The trust is pushing Hershey Chief Executive David West to compete with Kraft's offer, but wants to structure a deal so that it remains in charge of Hershey, the report said.
Officials for the Hershey Trust were not immediately available for comment. Hershey, Kraft and Cadbury declined to comment.
A solo Hershey bid would be the most transformative move the company has made in its 100-year history. The company's market capitalization stands at $8.3 billion, while Cadbury is valued at $18.1 billion.
Given that they generate 85 percent of their sales form the domestic market, gaining access to Cadbury's platform would be highly advantageous, said Erin Swanson, analyst at Morningstar, noting Cadbury's presence in emerging markets.
She added that Hershey would be able to expand its candy and gum business. But a deal would mainly aim to capture new growth as there is little overlap between the companies' businesses and therefore slim opportunity for cost savings.
A RISK-AVERSE TRUST
Hershey's offer could include at least $10 billion in cash from Hershey and $2 billion in new Hershey shares, plus $3 billion to $5 billion from outside investors in exchange for equity in Hershey, according to the Journal.
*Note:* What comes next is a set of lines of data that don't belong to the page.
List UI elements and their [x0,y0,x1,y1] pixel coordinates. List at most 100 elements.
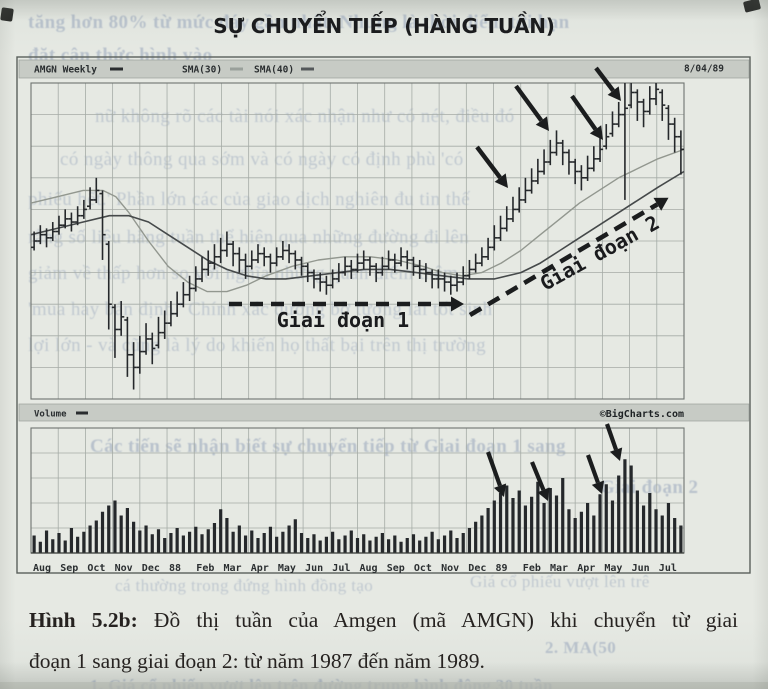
volume-bar [623,459,627,553]
volume-bar [567,509,571,553]
volume-bar [256,538,260,553]
volume-bar [424,536,428,553]
volume-bar [449,530,453,553]
sma40-legend-label: SMA(40) [254,65,294,76]
volume-bar [561,478,565,553]
volume-bar [542,503,546,553]
x-axis-label: Jul [659,563,677,574]
chart-outer-border [16,56,751,574]
sma30-legend-label: SMA(30) [182,65,222,76]
volume-bar [287,525,291,553]
volume-bar [418,540,422,553]
x-axis-label: Jun [632,563,650,574]
symbol-legend-label: AMGN Weekly [34,65,97,76]
volume-bar [175,528,179,553]
x-axis-label: Mar [550,563,568,574]
breakout-arrow-icon-head [589,125,603,140]
volume-bar [486,508,490,553]
volume-bar [635,490,639,553]
volume-bar [82,531,86,553]
volume-bar [132,521,136,553]
volume-bar [455,538,459,553]
volume-bar [144,525,148,553]
scan-artifact-mark [0,7,14,22]
breakout-arrow-icon-shaft [570,94,598,131]
volume-bar [138,530,142,553]
volume-spike-arrow-icon-head [609,447,623,461]
x-axis-label: Apr [577,563,595,574]
volume-bar [169,533,173,553]
volume-bar [225,518,229,553]
volume-bar [492,500,496,553]
x-axis-label: Jun [305,563,323,574]
volume-bar [275,536,279,553]
bleedthrough-text: Giá cổ phiếu vượt lên trê [470,572,650,591]
volume-bar [660,515,664,553]
bleedthrough-text: tăng hơn 80% từ mức đáy gần nhất. Nhưng … [28,12,570,33]
volume-bar [442,535,447,553]
volume-bar [380,533,384,553]
volume-bar [181,535,185,553]
volume-bar [125,508,129,553]
x-axis-label: Feb [196,563,214,574]
volume-bar [368,540,372,553]
x-axis-label: Sep [60,563,78,574]
volume-bar [405,538,409,553]
price-header-bar [18,59,750,79]
volume-bar [511,498,515,553]
volume-bar [57,533,61,553]
x-axis-label: 89 [496,563,508,574]
volume-bar [536,481,540,553]
volume-bar [498,493,503,553]
stage-trend-arrow-icon-shaft [468,202,659,317]
volume-spike-arrow-icon-head [493,483,507,497]
volume-bar [237,525,241,553]
volume-bar [231,531,235,553]
volume-bar [617,475,621,553]
volume-spike-arrow-icon-shaft [586,454,600,484]
volume-bar [430,531,434,553]
chart-date-label: 8/04/89 [684,64,724,75]
volume-bar [386,539,391,553]
breakout-arrow-icon-shaft [475,145,502,179]
volume-bar [673,518,677,553]
volume-spike-arrow-icon-shaft [530,461,546,491]
x-axis-label: Sep [387,563,405,574]
bleedthrough-text: giảm về thấp hơn so với nghĩa những quan… [28,263,459,284]
volume-bar [299,533,304,553]
x-axis-label: Jul [332,563,350,574]
breakout-arrow-icon-head [607,86,621,101]
x-axis-label: Dec [468,563,486,574]
volume-bar [517,490,521,553]
volume-bar [150,534,154,553]
volume-bar [393,535,397,553]
volume-bar [337,539,341,553]
volume-bar [281,531,285,553]
x-axis-label: Feb [523,563,541,574]
volume-bar [641,505,646,553]
volume-bar [579,511,583,553]
price-plot-border [30,82,685,400]
volume-bar [243,535,248,553]
volume-bar [119,515,123,553]
chart-plot-contents: Aug Sep Oct Nov Dec 88 Feb Mar Apr May Jun Jul Aug Se… [30,66,685,574]
volume-bar [250,530,254,553]
stage-trend-arrow-icon-head [451,296,464,312]
volume-bar [306,538,310,553]
volume-bar [474,521,478,553]
breakout-arrow-icon-head [494,173,508,188]
volume-bar [100,511,105,553]
volume-bar [480,515,484,553]
volume-bar [467,528,472,553]
volume-bar [187,531,192,553]
breakout-arrow-icon-shaft [514,84,544,122]
volume-bar [399,541,403,553]
volume-bar [200,534,204,553]
volume-bar [94,520,98,553]
volume-bar [331,531,335,553]
volume-bar [554,495,559,553]
volume-bar [362,534,366,553]
volume-bar [312,534,316,553]
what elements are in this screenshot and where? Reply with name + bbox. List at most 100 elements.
That would trump the $6.74 billion in cash indicated in Kraft's cash and stock offer for Cadbury, though Kraft has secured $9.2 billion in financing and could raise the cash component of its offer.
But one source familiar with the situation questioned whether Hershey was getting ahead of itself.
Buying a company more than twice its size could be a risk and the Trust has previously shied away from risk, given its mandate, the source said.
A key figure in any Hershey bid is Byron Trott, a favorite banker to legendary investor Warren Buffett, whose Berkshire Hathaway is the largest investor in Kraft. The Kraft connection goes further, as West is formerly an executive of the world's No. 2 food maker.
Hershey, which tried and failed to combine with Cadbury in 2007, is also being advised by Jamie Grant, brother to actor Hugh Grant, as well as Watch Hill Partners, a boutique firm acquired by FBR Capital Markets earlier this year.
Earlier this week, Hershey disclosed it was considering a bid for Cadbury and sources familiar with the matter said it was also discussing a potential joint offer with Ferrero.
A source familiar with the situation told Reuters that the two companies have weighed breaking the UK confectioner up into separate businesses as part of a friendly, all-cash bid.
But both Ferrero and Hershey have interest in Cadbury's chocolate business, while Cadbury may not be keen on a friendly bid if it calls for a break-up of the company.